This paper presents a novel experimental method for impacting microscale single fibers under dynamic multiaxial loading conditions. Experimental setup is developed by modifying a 0.25-inch diameter Hopkinson bar to directly impact fibers. Using this setup, ultrahigh molecular weight polyethylene (UHMWPE) Dyneema® SK76 single fibers, with average diameter 17 µm, are transversely impacted with indenter radii of 200 (blunt), 20 (sharp), and 2 (razor) µm at velocities of 10 and 20 m/s, corresponding to nominal strain rates of 4000–6300 s⁻¹. Compared to high strain rate (1156 s⁻¹) uniaxial tensile loading, significant reductions in failure strains are measured for transverse impact with blunt (34%), sharp (39%) and razor (61%) indenters. The reduction in tensile properties is attributed to strain rate and multiaxial stress-states induced by impactor geometries; while all three geometries induced transverse compression, sharp and razor induced a greater degree of transverse shear, observed by failure surfaces.

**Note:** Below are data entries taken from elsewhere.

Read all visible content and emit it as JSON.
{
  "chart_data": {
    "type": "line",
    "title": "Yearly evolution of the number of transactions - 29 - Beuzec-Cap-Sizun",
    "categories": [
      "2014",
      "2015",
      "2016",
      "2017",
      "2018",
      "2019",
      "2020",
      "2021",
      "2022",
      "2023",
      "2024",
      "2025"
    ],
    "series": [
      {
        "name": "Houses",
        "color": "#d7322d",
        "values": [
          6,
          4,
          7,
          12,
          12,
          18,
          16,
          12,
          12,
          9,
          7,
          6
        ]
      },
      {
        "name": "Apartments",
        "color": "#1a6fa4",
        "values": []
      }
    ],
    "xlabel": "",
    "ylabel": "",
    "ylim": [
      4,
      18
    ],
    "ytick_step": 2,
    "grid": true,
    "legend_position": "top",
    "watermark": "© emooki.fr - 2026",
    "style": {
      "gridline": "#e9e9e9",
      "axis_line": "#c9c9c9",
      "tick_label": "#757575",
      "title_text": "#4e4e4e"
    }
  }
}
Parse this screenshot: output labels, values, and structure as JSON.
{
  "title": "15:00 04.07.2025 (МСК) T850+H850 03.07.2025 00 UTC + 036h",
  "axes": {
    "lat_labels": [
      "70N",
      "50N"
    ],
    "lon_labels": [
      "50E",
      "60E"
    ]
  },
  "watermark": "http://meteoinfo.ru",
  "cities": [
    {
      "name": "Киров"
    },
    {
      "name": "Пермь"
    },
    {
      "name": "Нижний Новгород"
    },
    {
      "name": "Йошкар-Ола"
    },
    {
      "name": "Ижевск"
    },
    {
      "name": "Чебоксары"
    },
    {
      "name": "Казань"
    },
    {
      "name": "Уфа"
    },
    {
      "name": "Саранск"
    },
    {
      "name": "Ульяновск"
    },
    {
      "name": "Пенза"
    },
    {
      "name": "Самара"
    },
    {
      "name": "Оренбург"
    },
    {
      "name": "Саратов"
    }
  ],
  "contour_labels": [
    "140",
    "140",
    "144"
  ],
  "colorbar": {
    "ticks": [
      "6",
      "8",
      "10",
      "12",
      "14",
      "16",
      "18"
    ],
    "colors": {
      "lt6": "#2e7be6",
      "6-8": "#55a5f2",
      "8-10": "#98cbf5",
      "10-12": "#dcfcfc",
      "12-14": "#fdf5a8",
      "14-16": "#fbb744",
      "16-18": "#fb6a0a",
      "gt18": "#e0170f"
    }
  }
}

本文提出了一种在动态多轴载荷条件下冲击微米级单纤维的新型实验方法。通过修改直径0.25英寸的霍普金森棒以直接冲击纤维来开发实验装置。使用此设置，平均直径为17 µm的超高分子量聚乙烯（UHMWPE）Dyneema®SK76单纤维以10的速度分别以200（钝），20（锐）和2（剃刀）的压头半径横向受到冲击。和20 m / s，对应于4000–6300 s ^-1的名义应变率。与高应变率（1156 s ^-1）单轴拉伸载荷，用钝头（34％），锋利（39％）和剃刀（61％）压头测量横向冲击时，破坏应变显着降低。拉伸性能的下降归因于由冲击器几何形状引起的应变率和多轴应力状态。而这三个几何形状均引起横向压缩，而锐利和剃刀则引起较大的横向剪切，这是通过破坏面观察到的。